I see you’ve already gone ahead anyway and created 48 page templates.
https://b24e11a4f1.catalyst.wmcloud.org/wiki/Category:Pages_using_article_guidance

  • That’s a few more than the 12 I recommended. A lot of work if they have to be coded up for 7 languages, and tested.

My theory was that if the new users were to be left to do some of the work themselves, it might have a greater didactic impact.
What’s the ETA on this project? And is it only being built for mobile platforms?
Even with 500 new articles a day, some of those templates would get used once a year at the most on en.Wiki.
Like the Newcomer Homepage, it’s also confronting the new user with information overload: Qual der Wahl (agonía de elección).

Regards,

Kudpung.

Hi,

I see you’ve already gone ahead anyway and created 48 page templates.
https://b24e11a4f1.catalyst.wmcloud.org/wiki/Category:Pages_using_article_guidance

  • That’s a few more than the 12 I recommended. A lot of work if they have to be coded up for 7 languages, and tested.

Outlines in the test instance were created (during late April) based on survey responses by Wikipedia editors. We created 40 outlines, and some editors added a few more. In any case, these represent a broad set of examples, and pilot wikis don't need to adapt them all.

As part of the information for pilot wikis to adapt outlines, we provided a list of 10 outlines to prioritize which was informed by input including yours.

What’s the ETA on this project? And is it only being built for mobile platforms?

The timeline for the project is to run the experiment during this quarter (April-June).

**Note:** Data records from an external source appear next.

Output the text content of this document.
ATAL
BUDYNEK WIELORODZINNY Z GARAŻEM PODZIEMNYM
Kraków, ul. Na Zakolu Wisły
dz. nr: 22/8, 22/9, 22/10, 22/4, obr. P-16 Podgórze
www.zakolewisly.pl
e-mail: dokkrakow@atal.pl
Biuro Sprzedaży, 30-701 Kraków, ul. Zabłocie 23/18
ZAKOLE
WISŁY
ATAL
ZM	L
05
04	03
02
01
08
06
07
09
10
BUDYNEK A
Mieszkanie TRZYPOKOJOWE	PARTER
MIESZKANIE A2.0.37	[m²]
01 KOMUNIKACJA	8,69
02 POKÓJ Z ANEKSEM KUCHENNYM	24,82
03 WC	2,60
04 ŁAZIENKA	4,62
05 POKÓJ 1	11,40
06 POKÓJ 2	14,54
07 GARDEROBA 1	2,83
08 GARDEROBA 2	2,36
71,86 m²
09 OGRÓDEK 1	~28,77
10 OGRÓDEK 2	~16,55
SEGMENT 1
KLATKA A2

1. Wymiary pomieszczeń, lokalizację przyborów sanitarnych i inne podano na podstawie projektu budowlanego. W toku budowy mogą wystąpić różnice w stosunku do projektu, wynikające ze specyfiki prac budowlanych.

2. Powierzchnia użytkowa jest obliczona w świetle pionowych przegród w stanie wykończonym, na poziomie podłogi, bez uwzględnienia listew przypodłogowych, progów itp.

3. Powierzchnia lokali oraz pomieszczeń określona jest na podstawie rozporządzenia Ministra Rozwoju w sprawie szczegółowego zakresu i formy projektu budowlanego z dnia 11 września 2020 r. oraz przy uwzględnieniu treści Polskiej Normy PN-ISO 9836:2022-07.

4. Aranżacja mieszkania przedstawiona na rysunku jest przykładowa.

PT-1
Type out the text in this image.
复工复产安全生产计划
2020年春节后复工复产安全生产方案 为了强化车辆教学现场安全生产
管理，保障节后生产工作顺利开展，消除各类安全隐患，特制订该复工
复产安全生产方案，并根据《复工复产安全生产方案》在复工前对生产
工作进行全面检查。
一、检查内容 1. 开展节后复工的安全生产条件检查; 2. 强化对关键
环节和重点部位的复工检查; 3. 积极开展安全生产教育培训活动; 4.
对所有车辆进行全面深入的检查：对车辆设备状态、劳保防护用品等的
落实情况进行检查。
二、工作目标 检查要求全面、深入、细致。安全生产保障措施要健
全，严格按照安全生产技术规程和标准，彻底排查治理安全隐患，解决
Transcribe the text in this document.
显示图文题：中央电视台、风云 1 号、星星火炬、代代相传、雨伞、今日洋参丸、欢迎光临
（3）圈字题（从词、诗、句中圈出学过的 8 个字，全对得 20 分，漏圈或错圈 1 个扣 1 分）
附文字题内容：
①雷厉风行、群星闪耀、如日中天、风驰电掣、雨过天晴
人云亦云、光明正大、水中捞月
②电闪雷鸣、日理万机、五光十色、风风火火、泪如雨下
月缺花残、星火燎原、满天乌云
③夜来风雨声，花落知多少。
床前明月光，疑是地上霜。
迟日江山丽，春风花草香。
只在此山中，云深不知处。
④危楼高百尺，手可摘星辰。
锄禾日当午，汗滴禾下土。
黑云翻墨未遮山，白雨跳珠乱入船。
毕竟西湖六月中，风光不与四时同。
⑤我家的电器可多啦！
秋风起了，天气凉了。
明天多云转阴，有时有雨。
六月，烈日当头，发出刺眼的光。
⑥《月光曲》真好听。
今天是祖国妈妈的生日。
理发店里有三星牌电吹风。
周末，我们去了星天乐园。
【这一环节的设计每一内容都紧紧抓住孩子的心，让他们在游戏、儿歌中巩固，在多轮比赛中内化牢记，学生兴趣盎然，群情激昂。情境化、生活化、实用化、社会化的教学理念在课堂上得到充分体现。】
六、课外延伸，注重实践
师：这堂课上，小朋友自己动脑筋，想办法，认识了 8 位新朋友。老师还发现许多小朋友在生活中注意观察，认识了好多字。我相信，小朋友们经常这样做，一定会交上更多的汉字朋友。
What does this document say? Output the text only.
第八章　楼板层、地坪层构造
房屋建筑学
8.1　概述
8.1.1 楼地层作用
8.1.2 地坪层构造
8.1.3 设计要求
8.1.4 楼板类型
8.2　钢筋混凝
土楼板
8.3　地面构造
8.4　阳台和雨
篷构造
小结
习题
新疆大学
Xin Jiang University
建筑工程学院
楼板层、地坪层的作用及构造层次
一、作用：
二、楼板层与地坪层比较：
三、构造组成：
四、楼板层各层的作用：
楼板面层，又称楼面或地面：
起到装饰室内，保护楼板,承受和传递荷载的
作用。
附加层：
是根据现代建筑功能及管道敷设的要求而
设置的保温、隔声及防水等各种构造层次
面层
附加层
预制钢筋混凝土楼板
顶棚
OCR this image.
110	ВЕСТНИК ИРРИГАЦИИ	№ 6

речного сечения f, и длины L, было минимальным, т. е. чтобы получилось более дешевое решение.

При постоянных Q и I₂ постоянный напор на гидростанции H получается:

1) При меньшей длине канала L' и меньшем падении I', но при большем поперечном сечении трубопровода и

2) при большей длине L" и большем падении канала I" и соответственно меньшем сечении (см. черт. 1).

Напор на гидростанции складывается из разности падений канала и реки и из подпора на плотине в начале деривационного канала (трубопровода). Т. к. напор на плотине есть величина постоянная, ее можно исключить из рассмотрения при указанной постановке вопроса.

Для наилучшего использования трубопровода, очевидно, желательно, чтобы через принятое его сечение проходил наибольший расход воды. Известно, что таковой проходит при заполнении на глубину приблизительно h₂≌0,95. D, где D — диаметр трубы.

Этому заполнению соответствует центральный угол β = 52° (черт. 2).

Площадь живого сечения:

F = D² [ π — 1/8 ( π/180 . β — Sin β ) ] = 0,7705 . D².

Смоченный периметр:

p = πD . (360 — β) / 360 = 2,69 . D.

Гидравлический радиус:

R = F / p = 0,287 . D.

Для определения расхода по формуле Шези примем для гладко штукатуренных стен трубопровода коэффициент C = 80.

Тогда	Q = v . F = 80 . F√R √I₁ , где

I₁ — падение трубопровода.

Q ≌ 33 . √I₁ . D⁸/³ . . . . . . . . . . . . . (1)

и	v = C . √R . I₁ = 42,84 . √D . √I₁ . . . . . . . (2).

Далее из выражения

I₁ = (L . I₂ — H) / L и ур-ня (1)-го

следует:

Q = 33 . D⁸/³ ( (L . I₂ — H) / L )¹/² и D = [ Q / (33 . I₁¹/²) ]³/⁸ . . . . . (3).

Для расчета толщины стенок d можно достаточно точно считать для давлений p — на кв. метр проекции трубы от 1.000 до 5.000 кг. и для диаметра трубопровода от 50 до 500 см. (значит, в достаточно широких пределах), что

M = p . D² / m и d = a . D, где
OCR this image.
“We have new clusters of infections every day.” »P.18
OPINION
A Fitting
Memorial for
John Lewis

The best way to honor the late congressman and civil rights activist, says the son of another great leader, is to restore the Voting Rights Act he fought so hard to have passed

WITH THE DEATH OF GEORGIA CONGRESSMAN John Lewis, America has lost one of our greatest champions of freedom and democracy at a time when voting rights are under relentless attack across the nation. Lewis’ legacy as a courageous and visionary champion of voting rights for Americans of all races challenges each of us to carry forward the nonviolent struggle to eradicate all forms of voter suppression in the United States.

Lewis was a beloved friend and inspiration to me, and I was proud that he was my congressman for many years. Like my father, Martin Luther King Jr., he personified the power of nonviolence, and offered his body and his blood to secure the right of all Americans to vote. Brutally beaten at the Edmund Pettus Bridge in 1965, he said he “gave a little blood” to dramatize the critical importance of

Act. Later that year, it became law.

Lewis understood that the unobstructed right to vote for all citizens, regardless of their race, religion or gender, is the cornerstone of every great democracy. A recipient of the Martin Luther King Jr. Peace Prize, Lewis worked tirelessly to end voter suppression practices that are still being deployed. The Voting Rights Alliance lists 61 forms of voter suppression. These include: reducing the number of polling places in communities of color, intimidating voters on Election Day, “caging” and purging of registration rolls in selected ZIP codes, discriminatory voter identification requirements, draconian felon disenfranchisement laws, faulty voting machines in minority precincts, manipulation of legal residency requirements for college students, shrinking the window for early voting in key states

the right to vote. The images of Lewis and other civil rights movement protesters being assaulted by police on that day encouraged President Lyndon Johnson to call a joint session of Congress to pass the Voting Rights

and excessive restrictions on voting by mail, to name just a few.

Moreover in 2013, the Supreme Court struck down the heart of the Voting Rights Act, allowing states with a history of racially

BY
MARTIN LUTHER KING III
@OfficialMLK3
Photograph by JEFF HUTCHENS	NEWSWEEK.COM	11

It is not built only for mobile platforms. The project works on the web across platforms. We decided to have mobile as the focus since it was an opportunity to make mobile contributions easier. However, the approach is not mobile-exclusive and the ideas applied are expected to be valid and helpful for those users on desktop. Along these lines, when we launch the experiment both mobile and desktop users will get the feature,.

Even with 500 new articles a day, some of those templates would get used once a year at the most on en.Wiki.
Like the Newcomer Homepage, it’s also confronting the new user with information overload: Qual der Wahl (agonía de elección).

Whether defining an outline is worth the effort for the community when it is used by a small percentage of articles is a totally valid question. I see this as a question for each community to answer.

For the current initiative, I think it is important to look at this from the experimental perspective. For the experiment I think it is useful to consider a broader set of outlines. Learning which are the most useful, to which degree, and for which wikis seems valuable information. Information that we cannot get if we preemptively discard outlines to only include the very essential.

I'd expect that users creating an article may be impacted the most by the availability or not of guidance for their article. For example, users trying to create an article about the recently discovered Bicharracosaurus will get guidance if there is an outline for "Fossil", for example. Someone trying to create that article may not be very impacted if there are several other outlines that do not apply to dinosaurs.